In the current study, we investigated the association between the functional TNFAIP2 3'-UTR rs8126 genetic variant and ESCC risk via a case-control approach. To the best of our knowledge, this is the first study to examine how the TNFAIP2 rs8126 SNP is involved in ESCC tumorigenesis. We found that the rs8126 genetic variant was significantly associated with increased ESCC risk in a Chinese population. Intriguingly, this polymorphism has an allele-specific impact on TNFAIP2 expression in vivo. Our data support the hypothesis that functional genetic variants at gene 3'-UTR region influence miRNA-mediated expression regulation of mRNA.
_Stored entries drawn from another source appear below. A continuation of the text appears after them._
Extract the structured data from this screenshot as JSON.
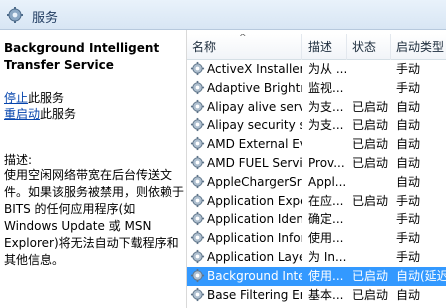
{
  "window": {
    "title": "服务"
  },
  "details": {
    "service_name": "Background Intelligent Transfer Service",
    "stop_link": "停止",
    "stop_suffix": "此服务",
    "restart_link": "重启动",
    "restart_suffix": "此服务",
    "description_label": "描述:",
    "description": "使用空闲网络带宽在后台传送文件。如果该服务被禁用，则依赖于 BITS 的任何应用程序(如 Windows Update 或 MSN Explorer)将无法自动下载程序和其他信息。"
  },
  "table": {
    "columns": [
      "名称",
      "描述",
      "状态",
      "启动类型"
    ],
    "sorted_column": "名称",
    "rows": [
      {
        "name": "ActiveX Installer ...",
        "desc": "为从 ...",
        "status": "",
        "startup": "手动"
      },
      {
        "name": "Adaptive Brightn...",
        "desc": "监视...",
        "status": "",
        "startup": "手动"
      },
      {
        "name": "Alipay alive servi...",
        "desc": "为支...",
        "status": "已启动",
        "startup": "自动"
      },
      {
        "name": "Alipay security s...",
        "desc": "为支...",
        "status": "已启动",
        "startup": "自动"
      },
      {
        "name": "AMD External Ev...",
        "desc": "",
        "status": "已启动",
        "startup": "自动"
      },
      {
        "name": "AMD FUEL Service",
        "desc": "Prov...",
        "status": "已启动",
        "startup": "自动"
      },
      {
        "name": "AppleChargerSrv",
        "desc": "Appl...",
        "status": "",
        "startup": "自动"
      },
      {
        "name": "Application Expe...",
        "desc": "在应...",
        "status": "已启动",
        "startup": "手动"
      },
      {
        "name": "Application Iden...",
        "desc": "确定...",
        "status": "",
        "startup": "手动"
      },
      {
        "name": "Application Infor...",
        "desc": "使用...",
        "status": "",
        "startup": "手动"
      },
      {
        "name": "Application Laye...",
        "desc": "为 In...",
        "status": "",
        "startup": "手动"
      },
      {
        "name": "Background Inte...",
        "desc": "使用...",
        "status": "已启动",
        "startup": "自动(延迟...",
        "selected": true
      },
      {
        "name": "Base Filtering En...",
        "desc": "基本...",
        "status": "已启动",
        "startup": "自动"
      }
    ]
  }
}
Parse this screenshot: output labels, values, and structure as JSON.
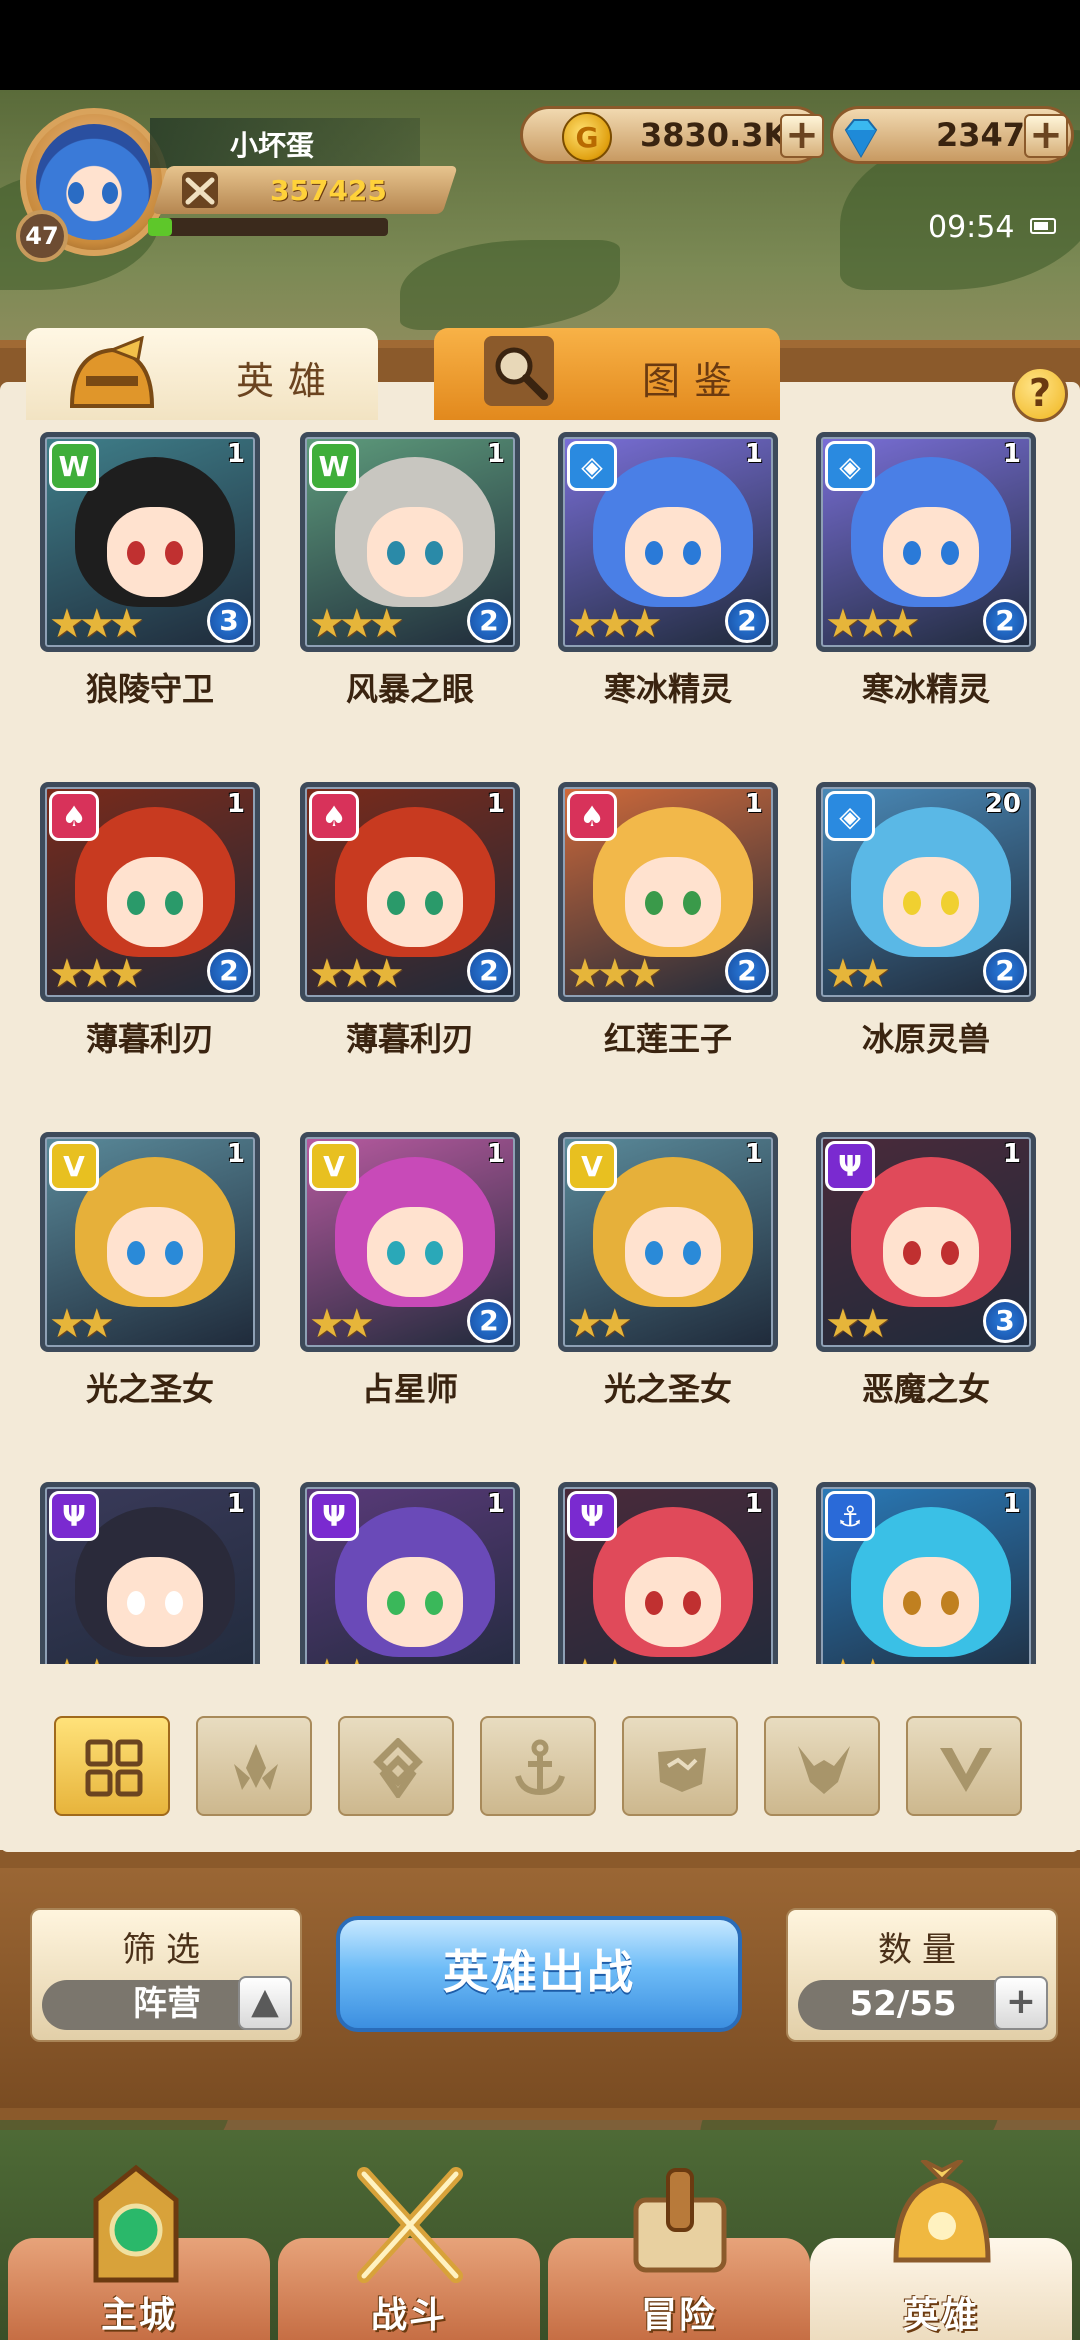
{
  "player": {
    "name": "小坏蛋",
    "level": "47",
    "power": "357425",
    "exp_fraction": 0.1
  },
  "resources": {
    "gold": "3830.3K",
    "gems": "2347"
  },
  "status": {
    "time": "09:54"
  },
  "tabs": [
    {
      "label": "英雄"
    },
    {
      "label": "图鉴"
    }
  ],
  "help_label": "?",
  "heroes": [
    {
      "name": "狼陵守卫",
      "level": "1",
      "rank": "3",
      "stars": "★★★",
      "faction": "beast",
      "hair": "#1e1e1e",
      "bg": "#3f7f8a",
      "eye": "#c03030"
    },
    {
      "name": "风暴之眼",
      "level": "1",
      "rank": "2",
      "stars": "★★★",
      "faction": "beast",
      "hair": "#c8c6c0",
      "bg": "#5e9c7c",
      "eye": "#2a8aa8"
    },
    {
      "name": "寒冰精灵",
      "level": "1",
      "rank": "2",
      "stars": "★★★",
      "faction": "ice",
      "hair": "#4a7fe6",
      "bg": "#7a6fd8",
      "eye": "#2a7ad8"
    },
    {
      "name": "寒冰精灵",
      "level": "1",
      "rank": "2",
      "stars": "★★★",
      "faction": "ice",
      "hair": "#4a7fe6",
      "bg": "#7a6fd8",
      "eye": "#2a7ad8"
    },
    {
      "name": "薄暮利刃",
      "level": "1",
      "rank": "2",
      "stars": "★★★",
      "faction": "fire",
      "hair": "#c83a20",
      "bg": "#7a2a1a",
      "eye": "#2a9a6a"
    },
    {
      "name": "薄暮利刃",
      "level": "1",
      "rank": "2",
      "stars": "★★★",
      "faction": "fire",
      "hair": "#c83a20",
      "bg": "#7a2a1a",
      "eye": "#2a9a6a"
    },
    {
      "name": "红莲王子",
      "level": "1",
      "rank": "2",
      "stars": "★★★",
      "faction": "fire",
      "hair": "#f2b84a",
      "bg": "#d06a3a",
      "eye": "#3a9a4a"
    },
    {
      "name": "冰原灵兽",
      "level": "20",
      "rank": "2",
      "stars": "★★",
      "faction": "ice",
      "hair": "#5ab8e6",
      "bg": "#4a8ab8",
      "eye": "#f0d030"
    },
    {
      "name": "光之圣女",
      "level": "1",
      "rank": "",
      "stars": "★★",
      "faction": "light",
      "hair": "#e6b03a",
      "bg": "#5a8a9a",
      "eye": "#2a8ad8"
    },
    {
      "name": "占星师",
      "level": "1",
      "rank": "2",
      "stars": "★★",
      "faction": "light",
      "hair": "#c84ab8",
      "bg": "#b85aa0",
      "eye": "#2aa8b8"
    },
    {
      "name": "光之圣女",
      "level": "1",
      "rank": "",
      "stars": "★★",
      "faction": "light",
      "hair": "#e6b03a",
      "bg": "#5a8a9a",
      "eye": "#2a8ad8"
    },
    {
      "name": "恶魔之女",
      "level": "1",
      "rank": "3",
      "stars": "★★",
      "faction": "dark",
      "hair": "#e04a5a",
      "bg": "#4a2a3a",
      "eye": "#c03030"
    },
    {
      "name": "",
      "level": "1",
      "rank": "",
      "stars": "★★",
      "faction": "dark",
      "hair": "#2a2a3a",
      "bg": "#3a3a5a",
      "eye": "#ffffff"
    },
    {
      "name": "",
      "level": "1",
      "rank": "",
      "stars": "★★",
      "faction": "dark",
      "hair": "#6a4ab8",
      "bg": "#5a3a7a",
      "eye": "#3ab85a"
    },
    {
      "name": "",
      "level": "1",
      "rank": "",
      "stars": "★★",
      "faction": "dark",
      "hair": "#e04a5a",
      "bg": "#4a2a3a",
      "eye": "#c03030"
    },
    {
      "name": "",
      "level": "1",
      "rank": "",
      "stars": "★★",
      "faction": "ocean",
      "hair": "#3ac0e6",
      "bg": "#2a7ab8",
      "eye": "#c08020"
    }
  ],
  "faction_colors": {
    "beast": "#3fae3a",
    "ice": "#2a8ae0",
    "fire": "#d8325a",
    "light": "#e8c020",
    "dark": "#7a2ad0",
    "ocean": "#2a6ad8"
  },
  "filter_buttons": [
    "all-grid-icon",
    "fire-icon",
    "ice-icon",
    "anchor-icon",
    "beast-icon",
    "dark-icon",
    "light-icon"
  ],
  "controls": {
    "filter_title": "筛选",
    "filter_value": "阵营",
    "filter_toggle": "▲",
    "deploy_label": "英雄出战",
    "count_title": "数量",
    "count_value": "52/55",
    "count_add": "+"
  },
  "nav": [
    {
      "label": "主城"
    },
    {
      "label": "战斗"
    },
    {
      "label": "冒险"
    },
    {
      "label": "英雄"
    }
  ]
}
Genome-wide association studies (GWAS) highlighted the importance of SNPs in ESCC development [18]–[23]. However, the polymorphisms identified by GWAS can only explain a small part of ESCC genetic basis. Therefore, there are still many to question how the remaining ‘missing’ heritability could be explained. Thus, discovery of novel biologically functional ESCC susceptibility SNPs is potentially valuable to elucidate ESCC genetics thoroughly.
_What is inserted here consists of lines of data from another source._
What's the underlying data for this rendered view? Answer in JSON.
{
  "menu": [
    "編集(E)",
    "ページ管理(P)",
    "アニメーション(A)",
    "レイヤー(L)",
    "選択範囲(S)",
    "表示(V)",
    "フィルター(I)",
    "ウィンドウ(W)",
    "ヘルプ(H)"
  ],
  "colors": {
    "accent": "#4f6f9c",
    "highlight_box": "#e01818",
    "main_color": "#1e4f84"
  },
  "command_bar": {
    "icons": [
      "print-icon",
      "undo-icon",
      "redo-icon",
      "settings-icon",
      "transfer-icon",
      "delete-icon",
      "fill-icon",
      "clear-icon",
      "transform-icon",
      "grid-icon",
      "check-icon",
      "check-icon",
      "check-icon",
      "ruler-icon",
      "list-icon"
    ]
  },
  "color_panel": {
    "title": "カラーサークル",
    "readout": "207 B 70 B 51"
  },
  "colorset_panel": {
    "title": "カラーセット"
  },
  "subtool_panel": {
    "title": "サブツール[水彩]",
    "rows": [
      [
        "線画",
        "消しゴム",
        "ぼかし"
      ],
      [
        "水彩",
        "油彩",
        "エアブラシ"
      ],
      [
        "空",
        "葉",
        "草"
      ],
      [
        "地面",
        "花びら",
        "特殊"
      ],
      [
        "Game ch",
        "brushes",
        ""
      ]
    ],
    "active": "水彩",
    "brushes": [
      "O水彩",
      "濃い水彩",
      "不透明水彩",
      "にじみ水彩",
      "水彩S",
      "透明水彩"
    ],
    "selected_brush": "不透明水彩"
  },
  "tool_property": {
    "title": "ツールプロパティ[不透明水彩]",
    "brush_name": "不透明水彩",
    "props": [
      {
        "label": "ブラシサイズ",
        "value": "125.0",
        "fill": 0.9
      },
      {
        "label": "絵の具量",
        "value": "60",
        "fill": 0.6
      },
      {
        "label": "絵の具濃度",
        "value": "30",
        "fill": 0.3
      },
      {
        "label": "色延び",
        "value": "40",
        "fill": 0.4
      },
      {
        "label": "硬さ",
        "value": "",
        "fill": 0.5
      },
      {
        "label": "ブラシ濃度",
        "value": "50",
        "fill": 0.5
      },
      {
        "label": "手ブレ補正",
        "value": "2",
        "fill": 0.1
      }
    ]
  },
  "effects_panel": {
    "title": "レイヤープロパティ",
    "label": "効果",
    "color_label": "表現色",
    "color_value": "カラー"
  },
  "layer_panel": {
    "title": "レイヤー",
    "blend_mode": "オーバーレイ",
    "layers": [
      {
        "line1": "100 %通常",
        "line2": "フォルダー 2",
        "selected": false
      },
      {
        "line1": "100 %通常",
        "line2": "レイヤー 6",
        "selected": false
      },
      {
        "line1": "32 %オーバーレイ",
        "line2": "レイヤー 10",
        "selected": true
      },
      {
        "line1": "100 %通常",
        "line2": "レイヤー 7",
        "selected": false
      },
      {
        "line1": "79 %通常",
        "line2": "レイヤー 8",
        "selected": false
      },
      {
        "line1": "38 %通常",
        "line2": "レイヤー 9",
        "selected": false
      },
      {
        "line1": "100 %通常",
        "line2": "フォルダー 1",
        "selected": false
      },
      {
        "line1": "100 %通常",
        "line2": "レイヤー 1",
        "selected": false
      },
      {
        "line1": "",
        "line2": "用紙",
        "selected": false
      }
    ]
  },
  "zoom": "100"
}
In a previous study, Liu et al firstly identified a functional rs8126 T>C SNP in HNSCC [15]. They demonstrated that the T-to-C change caused by the SNP within the miR-184 seed binding region of the 3'-UTR of TNFAIP2 mRNA could significantly decrease expression of TNFAIP2 mRNA in vitro and in vivo [15]. In line with this, we also found that there was much lower TNFAIP2 expression in normal esophagus specimens among C allele carriers than those in T allele carriers. After genotyping the TNFAIP2 rs8126 polymorphism in 1077 HNSCC patients and 1073 cancer-free controls in a non-Hispanic White population, Liu et al found that, compared with the rs8126 TT genotype, the variant C allele were associated with increased HNSCC risk in an allele dose-response manner (OR = 1.48, 95% CI = 1.06–2.05 for the CC genotype, respectively; P trend  = 0.009) [15]. In addition, Xu et al conducted a case-control study of 301 gastric cancer patients and 313 cancer-free controls frequency matched by age, sex and ethnicity. They found that the rs8126 CC genotype was associated with a significantly elevated risk of gastric cancer (OR = 2.00, 95% CI = 1.09–3.64, P = 0.024), compared with the combined rs8126 TT and TC genotypes, particularly in current drinkers [16]. Consistent with these results, we also observed statistically significant association between rs8126 CC or CT genotype and ESCC risk in a Chinese Han population. These data demonstrated that the TNFAIP2 rs8126 polymorphism might be a common risk factor among different gastrointestinal malignancies.

There might be several limitations in the current case-control study. For instance, inherent selection bias may exist since it was a hospital-based study and the cases were from the hospital. Therefore, the findings of this study warrant to be validated in the future through a population-based prospective study. Liu et al presented the rs8126 as a functional variant that affects binding of miR-184 and presumably regulates expression of TNFAIP2 in head and neck cancer. However, functionality of this variant could not be generalized to other tissues without testing, even though the current analysis showed nominal association of the polymorphism with mRNA expression.

In summary, our results demonstrated that the functional TNFAIP2 rs8126 polymorphism was associated with a significantly increased risk of ESCC in a Chinese population. These data support the hypothesis that genetic variants interrupting miRNA-mediated gene regulation might be important genetic modifiers of cancer risk.